TRIBUNTANGERANG.COM - Mahkamah Konstitusi (MK) mengabulkan sebagian permohonan terkait wajib belajar minimal pada jenjang pendidikan dasar, tidak dikenakan biaya.
Hal itu sebagaimana yang tercantum dalam Pasal 34 ayat 2 Undang-Undang Sistem Pendidikan Nasional (UU Sisdiknas) dan UUD 1945.
Artinya, siswa yang berstatus wajib belajar pada jenjang pendidikan dasar (SD dan SMP) akan bebas biaya, baik pada sekolah negeri maupun untuk satuan pendidikan yang diselenggarakan oleh masyarakat (swasta).
Lalu seperti apakah tanggapan para orangtua yang tengah mempersiapkan sekolah untuk anak-anaknya?
Salah seorang ibu anak satu bernama Hapsari (31), putusan tersebut merupakan kabar baik untuk ssmua orang tua.
Pasalnya, hal tersebut akan membuat pendidikan di Indonesia semakin merata.
"Kalau swasta digratiskan maka setiap anak dipastikan bisa mengenyam pendidikan, tidak harus war (berebut) di sekolah negeri, karena tentu sekolah negeri pun memiliki kapasitas," kata Hapsari kepada Warta Kota, Kamis (29/5/2025).

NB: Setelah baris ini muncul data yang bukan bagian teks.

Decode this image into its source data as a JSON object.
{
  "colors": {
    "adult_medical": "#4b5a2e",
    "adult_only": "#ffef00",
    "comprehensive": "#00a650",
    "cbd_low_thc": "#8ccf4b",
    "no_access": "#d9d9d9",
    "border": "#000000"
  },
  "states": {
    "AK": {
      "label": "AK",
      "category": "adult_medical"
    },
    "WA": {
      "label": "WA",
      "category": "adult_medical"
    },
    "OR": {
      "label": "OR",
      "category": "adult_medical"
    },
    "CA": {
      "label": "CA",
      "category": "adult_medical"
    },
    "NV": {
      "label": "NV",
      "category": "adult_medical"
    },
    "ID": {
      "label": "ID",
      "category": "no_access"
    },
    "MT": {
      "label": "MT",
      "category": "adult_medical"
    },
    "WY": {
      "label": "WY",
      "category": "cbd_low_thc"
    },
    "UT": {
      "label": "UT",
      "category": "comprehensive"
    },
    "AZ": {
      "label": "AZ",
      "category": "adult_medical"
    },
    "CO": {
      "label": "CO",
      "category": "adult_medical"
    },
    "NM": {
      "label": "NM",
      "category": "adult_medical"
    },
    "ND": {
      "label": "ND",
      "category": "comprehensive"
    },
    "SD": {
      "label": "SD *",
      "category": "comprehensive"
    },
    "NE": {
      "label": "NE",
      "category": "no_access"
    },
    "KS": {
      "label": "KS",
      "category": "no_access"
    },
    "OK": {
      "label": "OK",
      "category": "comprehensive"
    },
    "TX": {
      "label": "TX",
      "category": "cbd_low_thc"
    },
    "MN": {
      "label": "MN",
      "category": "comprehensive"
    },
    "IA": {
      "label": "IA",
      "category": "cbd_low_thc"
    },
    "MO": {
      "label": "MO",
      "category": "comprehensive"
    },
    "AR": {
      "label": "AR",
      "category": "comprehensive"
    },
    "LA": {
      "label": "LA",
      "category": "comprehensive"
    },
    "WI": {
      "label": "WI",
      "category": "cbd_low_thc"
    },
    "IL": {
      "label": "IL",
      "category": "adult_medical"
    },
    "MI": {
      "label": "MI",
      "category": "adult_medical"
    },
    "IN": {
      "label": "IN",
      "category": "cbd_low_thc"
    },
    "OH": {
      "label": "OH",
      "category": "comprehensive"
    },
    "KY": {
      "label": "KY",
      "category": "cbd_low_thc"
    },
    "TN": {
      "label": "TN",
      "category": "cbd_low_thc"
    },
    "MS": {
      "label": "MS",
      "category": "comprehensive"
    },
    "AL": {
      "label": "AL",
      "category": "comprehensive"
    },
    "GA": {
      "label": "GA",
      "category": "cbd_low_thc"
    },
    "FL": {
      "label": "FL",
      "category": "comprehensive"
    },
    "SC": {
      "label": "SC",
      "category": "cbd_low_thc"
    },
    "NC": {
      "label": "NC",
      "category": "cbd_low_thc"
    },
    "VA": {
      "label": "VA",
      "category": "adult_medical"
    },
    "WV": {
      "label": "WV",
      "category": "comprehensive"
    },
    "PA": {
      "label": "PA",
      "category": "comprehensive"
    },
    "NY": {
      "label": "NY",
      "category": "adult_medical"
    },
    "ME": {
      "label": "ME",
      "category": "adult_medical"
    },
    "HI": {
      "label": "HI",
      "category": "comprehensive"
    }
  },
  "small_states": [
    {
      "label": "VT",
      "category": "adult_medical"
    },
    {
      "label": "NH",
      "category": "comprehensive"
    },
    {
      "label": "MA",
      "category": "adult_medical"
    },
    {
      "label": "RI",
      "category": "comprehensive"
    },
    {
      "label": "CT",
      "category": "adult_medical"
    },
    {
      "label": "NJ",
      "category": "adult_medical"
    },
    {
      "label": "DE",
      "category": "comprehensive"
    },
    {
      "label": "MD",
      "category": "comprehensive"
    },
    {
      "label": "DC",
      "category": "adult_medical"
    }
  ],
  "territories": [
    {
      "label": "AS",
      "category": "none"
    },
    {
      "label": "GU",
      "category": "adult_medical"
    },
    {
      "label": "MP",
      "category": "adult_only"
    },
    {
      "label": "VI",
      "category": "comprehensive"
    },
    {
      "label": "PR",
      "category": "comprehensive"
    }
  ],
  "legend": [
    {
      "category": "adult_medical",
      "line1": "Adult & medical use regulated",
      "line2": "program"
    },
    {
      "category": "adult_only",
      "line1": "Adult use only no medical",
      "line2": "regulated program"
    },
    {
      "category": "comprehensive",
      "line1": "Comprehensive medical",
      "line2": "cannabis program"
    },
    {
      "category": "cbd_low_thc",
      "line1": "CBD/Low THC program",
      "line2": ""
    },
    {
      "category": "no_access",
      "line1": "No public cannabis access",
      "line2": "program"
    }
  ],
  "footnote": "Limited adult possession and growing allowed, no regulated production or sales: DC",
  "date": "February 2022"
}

Kendati demikian, Hapsari sebenarnya tak mau berharap banyak sebab sudah kapok dengan janji manis pemerintah.
Sehingga selama putusan tersebut belum diterapkan, maka Hapsari akan tetap menyiapkan dana pendidikan untuk anaknya yang kini berusia 4,5 bulan.
"Di era pemerintahan sekarang, suka tiba-tiba kasih janji manis, tapi dananya enggak ada, lalu mengorbankan hal lain. Kalau niatnya baik, tapi enggak bisa mengeksekusi, mending tidak usah," katanya.

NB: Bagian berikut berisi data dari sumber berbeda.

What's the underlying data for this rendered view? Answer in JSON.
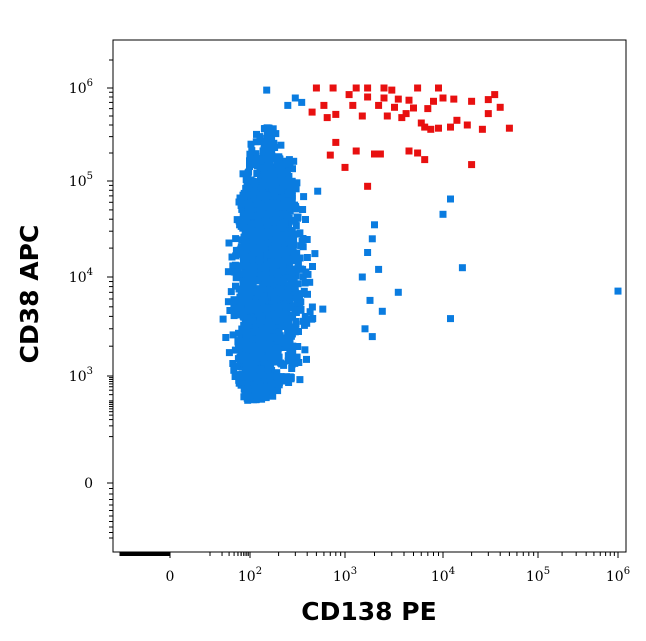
{
  "chart_data": {
    "type": "scatter",
    "xlabel": "CD138 PE",
    "ylabel": "CD38 APC",
    "x_scale": "biexponential",
    "y_scale": "biexponential",
    "xlim": [
      -500,
      1200000
    ],
    "ylim": [
      -200,
      2500000
    ],
    "grid": false,
    "x_ticks": [
      {
        "value": 0,
        "base": "0",
        "exp": ""
      },
      {
        "value": 100,
        "base": "10",
        "exp": "2"
      },
      {
        "value": 1000,
        "base": "10",
        "exp": "3"
      },
      {
        "value": 10000,
        "base": "10",
        "exp": "4"
      },
      {
        "value": 100000,
        "base": "10",
        "exp": "5"
      },
      {
        "value": 1000000,
        "base": "10",
        "exp": "6"
      }
    ],
    "y_ticks": [
      {
        "value": 0,
        "base": "0",
        "exp": ""
      },
      {
        "value": 1000,
        "base": "10",
        "exp": "3"
      },
      {
        "value": 10000,
        "base": "10",
        "exp": "4"
      },
      {
        "value": 100000,
        "base": "10",
        "exp": "5"
      },
      {
        "value": 1000000,
        "base": "10",
        "exp": "6"
      }
    ],
    "series": [
      {
        "color": "#0a7ce0",
        "cluster": {
          "center": [
            135,
            10000
          ],
          "x_spread": [
            50,
            450
          ],
          "y_spread": [
            200,
            380000
          ],
          "count": 2200
        },
        "points": [
          [
            150,
            950000
          ],
          [
            300,
            780000
          ],
          [
            350,
            700000
          ],
          [
            250,
            650000
          ],
          [
            2000,
            35000
          ],
          [
            1900,
            25000
          ],
          [
            1700,
            18000
          ],
          [
            2200,
            12000
          ],
          [
            1500,
            10000
          ],
          [
            3500,
            7000
          ],
          [
            1800,
            5800
          ],
          [
            2400,
            4500
          ],
          [
            1600,
            3000
          ],
          [
            1900,
            2500
          ],
          [
            12000,
            65000
          ],
          [
            10000,
            45000
          ],
          [
            16000,
            12500
          ],
          [
            12000,
            3800
          ],
          [
            1000000,
            7200
          ]
        ]
      },
      {
        "color": "#e81010",
        "points": [
          [
            500,
            1000000
          ],
          [
            750,
            1000000
          ],
          [
            1300,
            1000000
          ],
          [
            1700,
            1000000
          ],
          [
            2500,
            1000000
          ],
          [
            5500,
            1000000
          ],
          [
            9000,
            1000000
          ],
          [
            3000,
            950000
          ],
          [
            1100,
            850000
          ],
          [
            1700,
            800000
          ],
          [
            2500,
            780000
          ],
          [
            3500,
            760000
          ],
          [
            4500,
            740000
          ],
          [
            8000,
            720000
          ],
          [
            10000,
            780000
          ],
          [
            13000,
            760000
          ],
          [
            20000,
            720000
          ],
          [
            30000,
            750000
          ],
          [
            35000,
            850000
          ],
          [
            600,
            650000
          ],
          [
            1200,
            650000
          ],
          [
            2200,
            650000
          ],
          [
            3200,
            620000
          ],
          [
            5000,
            610000
          ],
          [
            7000,
            600000
          ],
          [
            40000,
            620000
          ],
          [
            450,
            550000
          ],
          [
            650,
            480000
          ],
          [
            800,
            520000
          ],
          [
            1500,
            500000
          ],
          [
            2700,
            500000
          ],
          [
            3800,
            480000
          ],
          [
            4200,
            530000
          ],
          [
            6000,
            420000
          ],
          [
            6500,
            380000
          ],
          [
            7500,
            360000
          ],
          [
            9000,
            370000
          ],
          [
            12000,
            380000
          ],
          [
            14000,
            450000
          ],
          [
            18000,
            400000
          ],
          [
            26000,
            360000
          ],
          [
            50000,
            370000
          ],
          [
            30000,
            530000
          ],
          [
            800,
            260000
          ],
          [
            1300,
            210000
          ],
          [
            2000,
            195000
          ],
          [
            2300,
            195000
          ],
          [
            4500,
            210000
          ],
          [
            5500,
            200000
          ],
          [
            6500,
            170000
          ],
          [
            20000,
            150000
          ],
          [
            700,
            190000
          ],
          [
            1000,
            140000
          ],
          [
            1700,
            88000
          ]
        ]
      }
    ]
  }
}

Pendapat lain juga disampaikan oleh Reva (34), ibu dua anak ini mengaku menyambut baik hal tersebut.
Hanya saja, ia khawatir jika bayaran yang harus didapat anak swasta gratis adalah kualitas pendidikan dan fasilitas yang menurun.

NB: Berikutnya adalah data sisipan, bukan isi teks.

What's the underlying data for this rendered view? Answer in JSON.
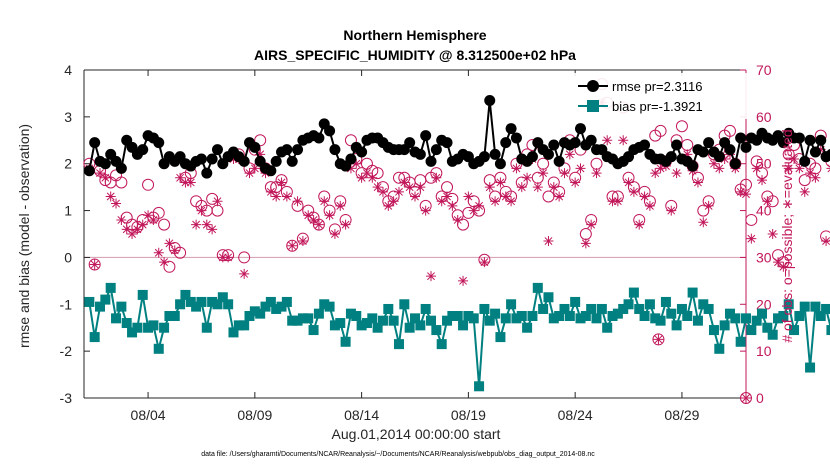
{
  "chart_data": {
    "type": "line",
    "title": "Northern Hemisphere",
    "subtitle": "AIRS_SPECIFIC_HUMIDITY @ 8.312500e+02 hPa",
    "xlabel": "Aug.01,2014 00:00:00 start",
    "ylabel_left": "rmse and bias (model - observation)",
    "ylabel_right": "# of obs: o=possible; ∗=evaluated",
    "xlim": [
      1.0,
      32.0
    ],
    "ylim_left": [
      -3,
      4
    ],
    "ylim_right": [
      0,
      70
    ],
    "x_ticks": [
      4,
      9,
      14,
      19,
      24,
      29
    ],
    "x_tick_labels": [
      "08/04",
      "08/09",
      "08/14",
      "08/19",
      "08/24",
      "08/29"
    ],
    "y_ticks_left": [
      "-3",
      "-2",
      "-1",
      "0",
      "1",
      "2",
      "3",
      "4"
    ],
    "y_ticks_right": [
      "0",
      "10",
      "20",
      "30",
      "40",
      "50",
      "60",
      "70"
    ],
    "legend_position": "top-right",
    "footnote": "data file: /Users/gharamti/Documents/NCAR/Reanalysis/~/Documents/NCAR/Reanalysis/webpub/obs_diag_output_2014-08.nc",
    "series": [
      {
        "name": "rmse",
        "legend_label": "rmse pr=2.3116",
        "axis": "left",
        "color": "#000000",
        "marker": "circle",
        "x_start": 1.25,
        "x_step": 0.25,
        "values": [
          1.85,
          2.45,
          2.05,
          2.0,
          2.2,
          2.05,
          1.9,
          2.5,
          2.35,
          2.2,
          2.3,
          2.6,
          2.55,
          2.45,
          2.0,
          2.15,
          2.05,
          2.15,
          2.0,
          1.95,
          2.05,
          2.1,
          1.8,
          2.1,
          2.3,
          2.0,
          2.15,
          2.25,
          2.15,
          2.05,
          2.45,
          2.35,
          2.05,
          1.9,
          1.85,
          2.05,
          2.25,
          2.3,
          2.05,
          2.3,
          2.5,
          2.55,
          2.6,
          2.55,
          2.85,
          2.7,
          2.3,
          2.0,
          1.95,
          2.1,
          2.35,
          2.25,
          2.5,
          2.55,
          2.55,
          2.45,
          2.35,
          2.3,
          2.3,
          2.3,
          2.45,
          2.25,
          2.2,
          2.6,
          2.05,
          2.3,
          2.5,
          2.45,
          2.05,
          2.1,
          2.2,
          2.15,
          2.0,
          2.05,
          2.15,
          3.35,
          2.2,
          2.0,
          2.45,
          2.75,
          2.55,
          2.1,
          2.05,
          2.15,
          2.45,
          2.3,
          2.2,
          2.4,
          2.05,
          2.45,
          2.4,
          2.45,
          2.75,
          2.4,
          2.5,
          2.3,
          2.3,
          2.15,
          2.1,
          2.0,
          2.05,
          2.15,
          2.3,
          2.35,
          2.4,
          2.2,
          2.1,
          2.1,
          2.05,
          2.15,
          2.4,
          2.1,
          2.05,
          1.95,
          2.3,
          2.25,
          2.45,
          2.25,
          2.15,
          2.45,
          2.3,
          2.0,
          2.55,
          2.35,
          2.55,
          2.5,
          2.65,
          2.55,
          2.5,
          2.6,
          2.45,
          2.65,
          2.55,
          2.55,
          2.05,
          2.5,
          2.25,
          2.5,
          2.15,
          2.2,
          2.05,
          2.5,
          2.55,
          2.8
        ]
      },
      {
        "name": "bias",
        "legend_label": "bias pr=-1.3921",
        "axis": "left",
        "color": "#008080",
        "marker": "square",
        "x_start": 1.25,
        "x_step": 0.25,
        "values": [
          -0.95,
          -1.7,
          -1.05,
          -0.9,
          -0.65,
          -1.3,
          -1.05,
          -1.4,
          -1.6,
          -1.5,
          -0.8,
          -1.5,
          -1.45,
          -1.95,
          -1.5,
          -1.25,
          -1.25,
          -1.0,
          -0.8,
          -0.95,
          -1.05,
          -0.95,
          -1.5,
          -0.95,
          -1.0,
          -0.85,
          -1.0,
          -1.6,
          -1.45,
          -1.45,
          -1.25,
          -1.15,
          -1.2,
          -1.05,
          -0.95,
          -1.1,
          -1.05,
          -0.95,
          -1.35,
          -1.35,
          -1.3,
          -1.3,
          -1.55,
          -1.2,
          -1.0,
          -1.05,
          -1.45,
          -1.4,
          -1.8,
          -1.2,
          -1.25,
          -1.45,
          -1.4,
          -1.3,
          -1.5,
          -1.35,
          -1.1,
          -1.35,
          -1.85,
          -1.0,
          -1.5,
          -1.3,
          -1.45,
          -1.1,
          -1.35,
          -1.55,
          -1.85,
          -1.35,
          -1.25,
          -1.25,
          -1.45,
          -1.25,
          -1.3,
          -2.75,
          -1.1,
          -1.35,
          -1.2,
          -1.7,
          -1.3,
          -1.0,
          -1.3,
          -1.25,
          -1.5,
          -1.25,
          -0.65,
          -1.1,
          -0.85,
          -1.3,
          -1.25,
          -1.1,
          -1.25,
          -0.95,
          -1.3,
          -1.25,
          -1.1,
          -1.3,
          -1.1,
          -1.5,
          -1.25,
          -1.2,
          -1.1,
          -1.0,
          -0.75,
          -1.1,
          -1.25,
          -1.0,
          -1.3,
          -1.35,
          -0.95,
          -1.2,
          -1.45,
          -1.1,
          -1.25,
          -0.75,
          -1.35,
          -1.0,
          -1.1,
          -1.55,
          -1.95,
          -1.45,
          -1.2,
          -1.3,
          -1.8,
          -1.3,
          -1.55,
          -1.35,
          -1.2,
          -1.5,
          -1.65,
          -1.3,
          -1.25,
          -1.0,
          -1.55,
          -1.25,
          -1.05,
          -2.35,
          -1.05,
          -1.25,
          -1.1,
          -1.55,
          -1.5,
          -1.6,
          -1.65
        ]
      },
      {
        "name": "possible",
        "axis": "right",
        "color": "#c2185b",
        "marker": "open-circle",
        "x_start": 1.25,
        "x_step": 0.25,
        "values": [
          50,
          28.5,
          48.5,
          46.5,
          46,
          47.5,
          46,
          38.5,
          37,
          36.5,
          38,
          45.5,
          38.5,
          39.5,
          37,
          28,
          32,
          31,
          47,
          48,
          42,
          41,
          40,
          42.5,
          40,
          30.5,
          30.5,
          52,
          52,
          30,
          49,
          53,
          55,
          49,
          45,
          45,
          46.5,
          44,
          32.5,
          41,
          34,
          40,
          38.5,
          37,
          43,
          40,
          36,
          42,
          38,
          55,
          51,
          48,
          50,
          48.5,
          48,
          45,
          42,
          43,
          47,
          47,
          46,
          44,
          46.5,
          41,
          47,
          48,
          43,
          45,
          42.5,
          39,
          37,
          39.5,
          42,
          40,
          29.5,
          46.5,
          43,
          47,
          44,
          43,
          50,
          46,
          52,
          54,
          47,
          50,
          43,
          46,
          44,
          49,
          55,
          47,
          53,
          35,
          38,
          50,
          67,
          63,
          43,
          43,
          62,
          47,
          45,
          38,
          44,
          42,
          56,
          57,
          50.5,
          41,
          55,
          58,
          54,
          49.5,
          47,
          40,
          42,
          52,
          53,
          56,
          57,
          50,
          44.5,
          45.5,
          38,
          50.5,
          48,
          43,
          42,
          30.5,
          29,
          52,
          54,
          51,
          46.5,
          50,
          49,
          56,
          34.5,
          50.5,
          54,
          58,
          57
        ]
      },
      {
        "name": "evaluated",
        "axis": "right",
        "color": "#c2185b",
        "marker": "asterisk",
        "x_start": 1.25,
        "x_step": 0.25,
        "values": [
          49,
          28.5,
          48,
          47,
          43,
          41.5,
          38,
          36,
          35,
          36,
          37,
          39,
          38,
          31,
          29,
          33,
          31.5,
          47,
          46,
          46,
          37,
          40,
          37,
          36,
          42,
          30,
          30,
          51,
          51,
          26.5,
          48,
          49,
          52,
          48,
          44,
          43,
          46,
          43,
          32.5,
          42,
          33.5,
          39,
          38,
          37,
          42,
          39,
          35,
          41,
          37,
          49,
          50,
          47,
          48,
          47,
          45,
          44,
          41,
          42,
          44,
          46,
          45,
          43,
          45,
          40,
          26,
          47,
          42,
          43,
          41,
          38,
          25,
          43,
          40,
          41,
          29,
          45,
          42,
          46,
          43,
          42,
          49,
          45,
          47,
          51,
          45,
          48,
          33.5,
          45,
          43,
          48,
          52,
          46,
          49,
          33,
          37,
          48,
          63,
          55,
          42,
          42,
          55,
          46,
          44,
          37,
          43,
          41,
          48,
          49,
          49.5,
          40,
          48,
          51,
          52,
          48.5,
          46,
          37.5,
          41,
          50,
          49,
          51,
          52,
          49,
          44,
          43.5,
          34,
          49,
          46.5,
          42,
          35,
          29,
          28,
          49,
          51,
          49,
          44,
          48,
          47,
          53,
          33.5,
          49,
          51,
          54,
          53
        ]
      },
      {
        "name": "evaluated_tail",
        "axis": "right",
        "color": "#c2185b",
        "marker": "circle-asterisk",
        "points": [
          [
            27.9,
            12.5
          ],
          [
            32.0,
            0
          ]
        ]
      }
    ]
  }
}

"Karena kenapa orangtua memilih sekolah swasta? biasa memang mengejar kualitas sekolah dan cara mendidiknya," kata Reva kepada Warta Kota, Kamis.
"Yang negeri gratis aja kualitas enggak sama rata (kualitasnya), gimana mau seluruh sekolah bisa dijaga kualitas pendidikannya?" pungkas dia.
Terkait hal ini, Ubaid Martaji selaku Koordinator Nasional Jaringan Pemantau Pendidikan Indonesia (JPPI) menyebut jika keputusan MK tersebut adalah tonggak sejarah atas perjuangan ia dan rekan-rekan lainnya dalam memperjuangkan pendidikan di Indonesia.